In T cell, statins are capable of inducing shifts from Th1 cytokine production to Th2 type cytokine secretion [47], (IL-4, IL-5, IL-9, IL-10, and IFN α/β instead IL-6 IL-1B, IL-8, and IFNγ), ameliorate cytokine storm and macrophage activation, and switch immune response in anti-inflammatory and pro-repair activity (M2). Therefore, statins not only block virus replication upon antiviral activity but also reduce the harmful effects of inflammation on the host [45]. Moreover, they reduce the synthesis of cholesterol, that is the main substrate for aldosterone synthesis in the Ang II function. Statins also inhibit NF-kB and Ras/MAPK/ERK pathways avoiding inflammation; endothelial dysfunction and increased vascular permeability that can lead to multi-organ failure; protein overexpression by increasing translation and transcription; and elevation of intracellular calcium. These phenomena may improve not only FXS symptoms but SARS-CoV-2 infectivity and COVID-19 severity. Thientriazolodiacepines (alprazolam, brotizolam, triazolam) play a similar role as bromodomain containing 4 (BRD4) inhibitors in nuclear compartment. Indeed, alprazolam has been shown inhibits main protease (Mpro) [48]. Besides, Gimeno et al. also showed several molecules that could interact with M-pro because their 3D structure and virtual teorical models. Then, seven potential M-pro inhibitors were identified: Perampanel, Carprofen, Celecoxib, Alprazolam, Trovafloxacin, Sarafloxacin and ethyl biscoumacetate [48]. Perampanel treatment downregulated the protein expression levels of receptor interacting serine/threonine kinase (RIP) 1, RIP3, and mixed lineage kinase domain like pseudokinase, and of the cytokines IL‑1β, IL‑6, TNF‑α, and NF‑κB [55A]. These results indicated that perampanel‑mediated inhibition of necroptosis and neuroinflammation.

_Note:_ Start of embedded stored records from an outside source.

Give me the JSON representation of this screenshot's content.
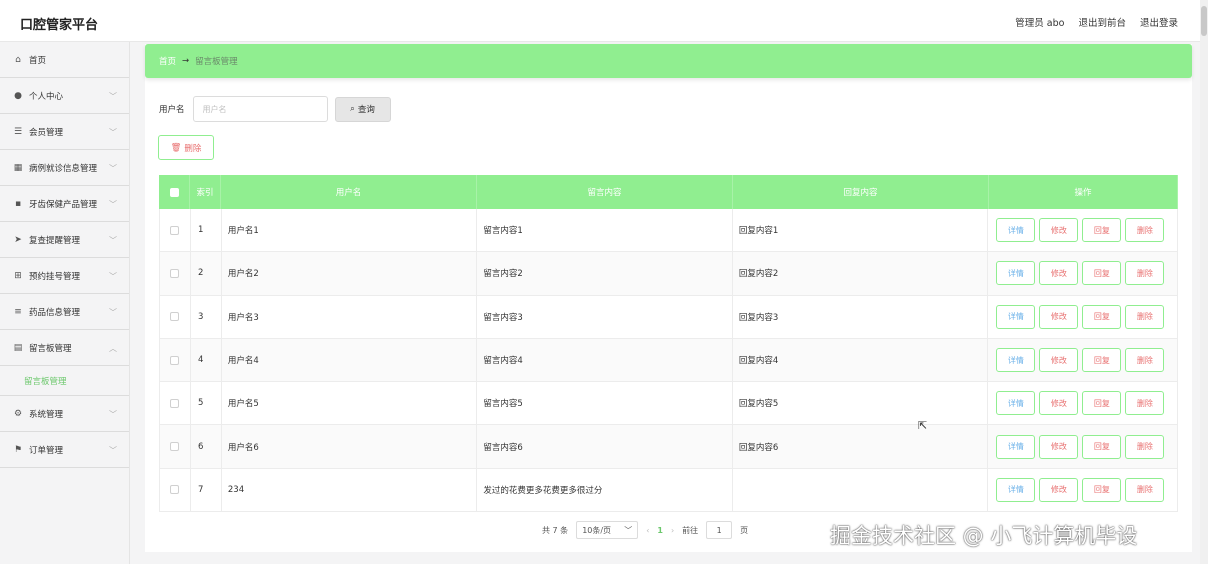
{
  "header": {
    "title": "口腔管家平台",
    "user_label": "管理员 abo",
    "front_link": "退出到前台",
    "logout_link": "退出登录"
  },
  "sidebar": {
    "items": [
      {
        "label": "首页",
        "icon": "home-icon"
      },
      {
        "label": "个人中心",
        "icon": "user-icon"
      },
      {
        "label": "会员管理",
        "icon": "sliders-icon"
      },
      {
        "label": "病例就诊信息管理",
        "icon": "grid-icon"
      },
      {
        "label": "牙齿保健产品管理",
        "icon": "apps-icon"
      },
      {
        "label": "复查提醒管理",
        "icon": "send-icon"
      },
      {
        "label": "预约挂号管理",
        "icon": "bank-icon"
      },
      {
        "label": "药品信息管理",
        "icon": "list-icon"
      },
      {
        "label": "留言板管理",
        "icon": "clipboard-icon"
      },
      {
        "label": "系统管理",
        "icon": "settings-icon"
      },
      {
        "label": "订单管理",
        "icon": "flag-icon"
      }
    ],
    "sub_active": "留言板管理"
  },
  "breadcrumb": {
    "home": "首页",
    "arrow": "→",
    "current": "留言板管理"
  },
  "search": {
    "label": "用户名",
    "placeholder": "用户名",
    "button": "查询"
  },
  "delete_button": "删除",
  "table": {
    "headers": {
      "index": "索引",
      "username": "用户名",
      "message": "留言内容",
      "reply": "回复内容",
      "operation": "操作"
    },
    "rows": [
      {
        "idx": "1",
        "username": "用户名1",
        "message": "留言内容1",
        "reply": "回复内容1"
      },
      {
        "idx": "2",
        "username": "用户名2",
        "message": "留言内容2",
        "reply": "回复内容2"
      },
      {
        "idx": "3",
        "username": "用户名3",
        "message": "留言内容3",
        "reply": "回复内容3"
      },
      {
        "idx": "4",
        "username": "用户名4",
        "message": "留言内容4",
        "reply": "回复内容4"
      },
      {
        "idx": "5",
        "username": "用户名5",
        "message": "留言内容5",
        "reply": "回复内容5"
      },
      {
        "idx": "6",
        "username": "用户名6",
        "message": "留言内容6",
        "reply": "回复内容6"
      },
      {
        "idx": "7",
        "username": "234",
        "message": "发过的花费更多花费更多很过分",
        "reply": ""
      }
    ],
    "row_actions": {
      "detail": "详情",
      "edit": "修改",
      "reply": "回复",
      "delete": "删除"
    }
  },
  "pagination": {
    "total": "共 7 条",
    "page_size": "10条/页",
    "current_page": "1",
    "goto_label": "前往",
    "goto_value": "1",
    "page_unit": "页"
  },
  "watermark": "掘金技术社区 @ 小飞计算机毕设",
  "colors": {
    "accent": "#90ee90",
    "danger_text": "#e87070",
    "info_text": "#6ab0e8"
  }
}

The mentioned study demonstrated that perampanel improved neurological outcomes and reduced neuronal death by protecting against neural necroptosis and neuroinflammation. Therefore, perampanel can be the best option along the putatives M-pro inhibitors since it seems to be neuroprotective and anti-inflammatory.

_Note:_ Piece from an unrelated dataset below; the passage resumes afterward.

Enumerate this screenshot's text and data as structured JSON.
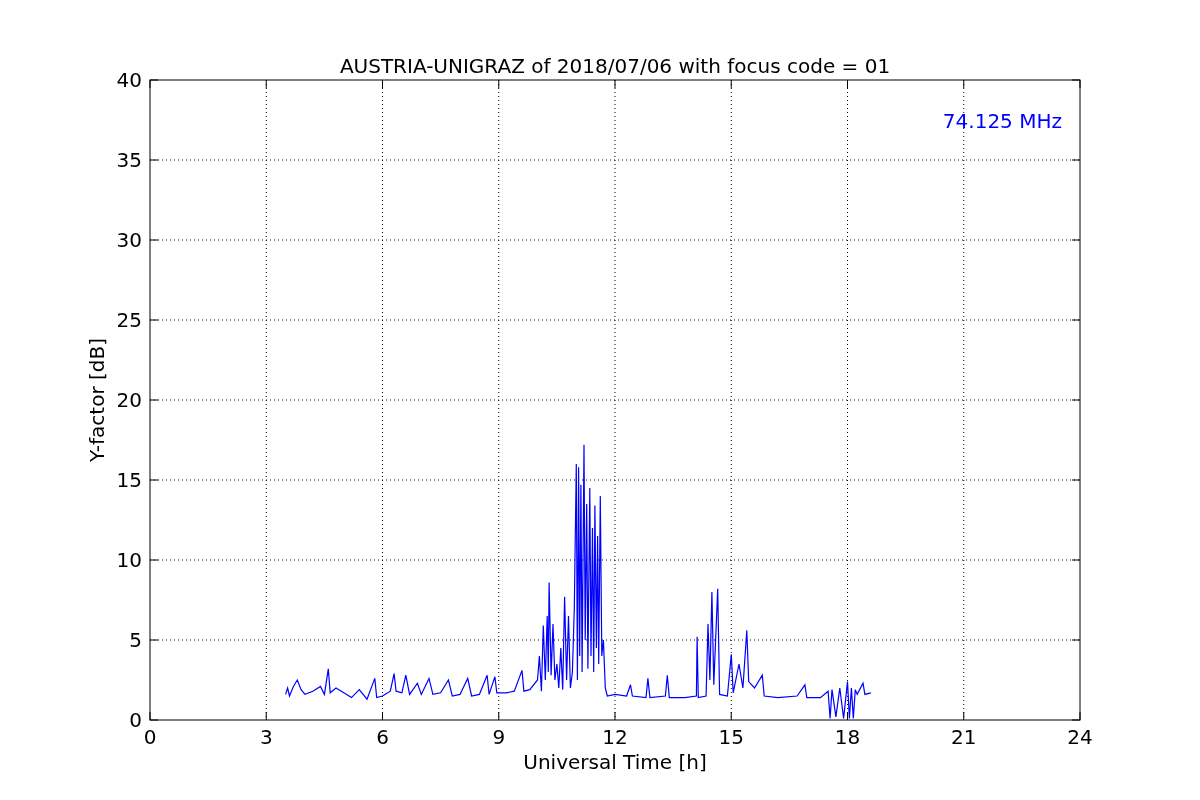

Thus, the combination of statins with thientriazolodiazepines (alprazolam) and perampanel could have therapheutics effects on COVID-19. Furthermore, the GABA function of thientriazolodiazepines ameliorates the GABA deficit observed in SARS-CoV and other viruses infections [49][50][51]. Furthermore, statins decrease the synthesis of DAG [52], which may ameliorate the intracellular Ca2+ increase and the activation of PKC, NF-kB, and Ras/MAPK/ERK.

Finally, as above indicated, EPA also can contribute to improving course of COVID-19 administering it with statins, thienotriazolodiazepines and perampanel.

Thus, targeting DGK activity emerges as a promising terapheutic strategy. Regarding this, ritaserin shows a possible option, since others DGK inhibitors present poor pharmacological properties.

Conclusion

Despite reviewing the different therapies that are currently being considered, the possibilities of the one presented in this article still need to be explored. The multiple points in these common pathways should be studied in order to find new therapeutic targets against COVID-19 pandemic.

We proposed the use of DGK inhibititors, statin, thienotriazolodiazepines, perampanel and EPA for COVID-19.

_______

Funding: This research did not receive any specific grant from funding agencies in the public, commercial, or not-for-profit sectors.

Conflicts of interest/Competing interests: The authors declare that they have no conflict of interest.